Hi again,
so this is the actual bug report :)
I installed 2.3.20 from repo yet the errors persist.
I made the following observations:
For a mailbox producing the "broken physical size" messages the culprit seems not to be the index.cache file but the dovecot-uidlist file. Removing the cache file does nothing regarding the bug while removing the dovecot-uidlist file immediately cleared the errors and all subsequent access went through without error.
An example of an uidlist entry *with* errors:
70755 G1674471014.M447254P8688.node2 S937 :1674471014.M447254P8688.node2,S=1693,W=1730
Note: the S937 entry. This is definitely wrong.

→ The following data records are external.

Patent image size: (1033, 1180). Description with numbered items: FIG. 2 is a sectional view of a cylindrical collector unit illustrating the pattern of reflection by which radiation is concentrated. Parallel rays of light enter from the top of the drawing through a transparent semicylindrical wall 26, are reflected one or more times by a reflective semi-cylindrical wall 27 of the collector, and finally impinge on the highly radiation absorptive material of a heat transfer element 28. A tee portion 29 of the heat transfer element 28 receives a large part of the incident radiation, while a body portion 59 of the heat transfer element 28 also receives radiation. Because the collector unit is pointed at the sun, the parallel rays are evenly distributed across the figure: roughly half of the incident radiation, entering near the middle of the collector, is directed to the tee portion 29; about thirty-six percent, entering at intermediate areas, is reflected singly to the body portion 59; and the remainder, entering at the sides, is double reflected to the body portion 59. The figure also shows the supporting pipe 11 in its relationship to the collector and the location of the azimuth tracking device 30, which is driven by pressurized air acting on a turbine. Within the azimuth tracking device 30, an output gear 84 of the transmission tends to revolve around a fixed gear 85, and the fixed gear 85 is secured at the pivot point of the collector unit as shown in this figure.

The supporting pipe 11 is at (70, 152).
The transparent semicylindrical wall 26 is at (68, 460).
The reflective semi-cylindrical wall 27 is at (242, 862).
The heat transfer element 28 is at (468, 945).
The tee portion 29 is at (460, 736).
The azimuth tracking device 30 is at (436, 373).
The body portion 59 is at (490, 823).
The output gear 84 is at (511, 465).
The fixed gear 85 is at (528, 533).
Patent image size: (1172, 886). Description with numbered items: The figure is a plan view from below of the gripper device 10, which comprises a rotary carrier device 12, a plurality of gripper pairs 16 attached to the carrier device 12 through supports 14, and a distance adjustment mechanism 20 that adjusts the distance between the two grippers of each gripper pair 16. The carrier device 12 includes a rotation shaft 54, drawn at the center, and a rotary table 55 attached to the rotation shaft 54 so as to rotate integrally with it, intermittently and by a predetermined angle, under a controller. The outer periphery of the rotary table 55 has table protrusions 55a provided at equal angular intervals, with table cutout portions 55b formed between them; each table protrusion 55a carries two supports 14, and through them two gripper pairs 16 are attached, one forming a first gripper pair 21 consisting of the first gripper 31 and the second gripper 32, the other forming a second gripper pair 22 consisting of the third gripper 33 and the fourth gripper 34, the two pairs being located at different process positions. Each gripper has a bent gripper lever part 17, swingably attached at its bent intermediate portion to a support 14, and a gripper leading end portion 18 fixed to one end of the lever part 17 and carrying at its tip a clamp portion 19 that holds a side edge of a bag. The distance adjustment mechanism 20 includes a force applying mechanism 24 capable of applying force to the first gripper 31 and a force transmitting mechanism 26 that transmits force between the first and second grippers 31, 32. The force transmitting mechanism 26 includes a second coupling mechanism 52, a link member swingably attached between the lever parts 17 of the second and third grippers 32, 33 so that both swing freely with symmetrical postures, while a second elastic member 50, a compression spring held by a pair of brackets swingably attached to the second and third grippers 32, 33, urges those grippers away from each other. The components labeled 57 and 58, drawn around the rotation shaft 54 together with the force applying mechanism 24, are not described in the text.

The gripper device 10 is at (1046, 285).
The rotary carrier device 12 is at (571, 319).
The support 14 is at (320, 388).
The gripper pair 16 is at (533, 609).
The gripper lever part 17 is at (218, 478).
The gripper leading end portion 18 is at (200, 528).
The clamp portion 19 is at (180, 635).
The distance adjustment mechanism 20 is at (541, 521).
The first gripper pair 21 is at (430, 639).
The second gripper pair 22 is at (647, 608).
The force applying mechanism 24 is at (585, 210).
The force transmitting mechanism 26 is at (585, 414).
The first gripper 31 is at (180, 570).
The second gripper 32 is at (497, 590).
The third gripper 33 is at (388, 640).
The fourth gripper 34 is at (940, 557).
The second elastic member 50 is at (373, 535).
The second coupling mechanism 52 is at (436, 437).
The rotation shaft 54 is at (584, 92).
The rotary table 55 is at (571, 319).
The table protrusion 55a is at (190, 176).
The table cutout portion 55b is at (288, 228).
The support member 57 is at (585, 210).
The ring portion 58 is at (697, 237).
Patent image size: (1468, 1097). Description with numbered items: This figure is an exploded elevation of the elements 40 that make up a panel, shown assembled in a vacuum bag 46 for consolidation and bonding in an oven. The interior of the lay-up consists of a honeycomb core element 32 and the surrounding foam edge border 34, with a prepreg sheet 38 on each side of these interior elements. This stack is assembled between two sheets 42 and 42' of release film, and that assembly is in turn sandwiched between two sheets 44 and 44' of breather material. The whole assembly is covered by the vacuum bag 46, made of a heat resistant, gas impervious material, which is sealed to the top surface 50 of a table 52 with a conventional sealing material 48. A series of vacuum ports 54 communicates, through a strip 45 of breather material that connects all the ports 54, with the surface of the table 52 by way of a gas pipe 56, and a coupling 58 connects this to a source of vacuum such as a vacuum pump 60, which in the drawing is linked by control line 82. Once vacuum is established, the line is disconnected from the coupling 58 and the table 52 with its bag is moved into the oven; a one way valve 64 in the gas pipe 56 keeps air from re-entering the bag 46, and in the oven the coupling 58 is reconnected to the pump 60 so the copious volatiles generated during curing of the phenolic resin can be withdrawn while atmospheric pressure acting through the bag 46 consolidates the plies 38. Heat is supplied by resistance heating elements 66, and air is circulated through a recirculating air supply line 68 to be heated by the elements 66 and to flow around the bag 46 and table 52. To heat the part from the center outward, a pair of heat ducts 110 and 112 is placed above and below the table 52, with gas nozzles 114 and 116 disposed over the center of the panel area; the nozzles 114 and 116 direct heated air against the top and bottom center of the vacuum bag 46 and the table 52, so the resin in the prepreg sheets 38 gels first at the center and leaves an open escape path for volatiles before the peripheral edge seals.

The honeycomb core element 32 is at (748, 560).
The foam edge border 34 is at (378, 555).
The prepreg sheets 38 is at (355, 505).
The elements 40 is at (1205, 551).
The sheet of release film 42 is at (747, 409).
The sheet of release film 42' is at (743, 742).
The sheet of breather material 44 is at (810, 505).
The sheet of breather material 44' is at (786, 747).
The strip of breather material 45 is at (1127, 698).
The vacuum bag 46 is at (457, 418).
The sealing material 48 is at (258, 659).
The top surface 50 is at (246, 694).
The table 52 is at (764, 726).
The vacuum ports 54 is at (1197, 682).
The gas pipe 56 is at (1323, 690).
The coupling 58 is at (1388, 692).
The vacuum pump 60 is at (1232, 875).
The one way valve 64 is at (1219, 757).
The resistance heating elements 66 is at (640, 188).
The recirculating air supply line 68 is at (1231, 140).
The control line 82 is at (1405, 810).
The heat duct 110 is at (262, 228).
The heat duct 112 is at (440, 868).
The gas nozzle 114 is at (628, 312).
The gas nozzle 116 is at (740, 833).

Same mail *without* the errors (dovecot-uidlist auto-recreated after deletion):
76040 :1674471014.M447254P8688.node2,S=1693,W=1730
Errors in log (domain anonymized):
Feb 15 21:02:57 node2 dovecot: imap(local_user@domain.com)<36929><Ee47fcL0UM3UNbQr>: Error: Mailbox INBOX.Trash: Deleting corrupted cache record uid=70755: UID 70755: Broken physical size in mailbox INBOX.Trash: read(compress(/home/mail/domains/v/a/domain.com/local_user/Maildir/.Trash/cur/1674471014.M447254P8688.node2,S=1693,W=1730:2,)) failed: Cached message size smaller than expected (937 < 1693, box=INBOX.Trash, UID=70755) Feb 15 21:02:57 node2 dovecot: imap(local_user@domain.com)<36929><Ee47fcL0UM3UNbQr>: Error: Mailbox INBOX.Trash: UID=70755: read(compress(/home/mail/domains/v/a/domain.com/local_user/Maildir/.Trash/cur/1674471014.M447254P8688.node2,S=1693,W=1730:2,)) failed: Cached message size smaller than expected (937 < 1693, box=INBOX.Trash, UID=70755) (read reason=)
Note: reported physical size from "cache", 937 is the compressed size on disk. Decompressed size is 1693.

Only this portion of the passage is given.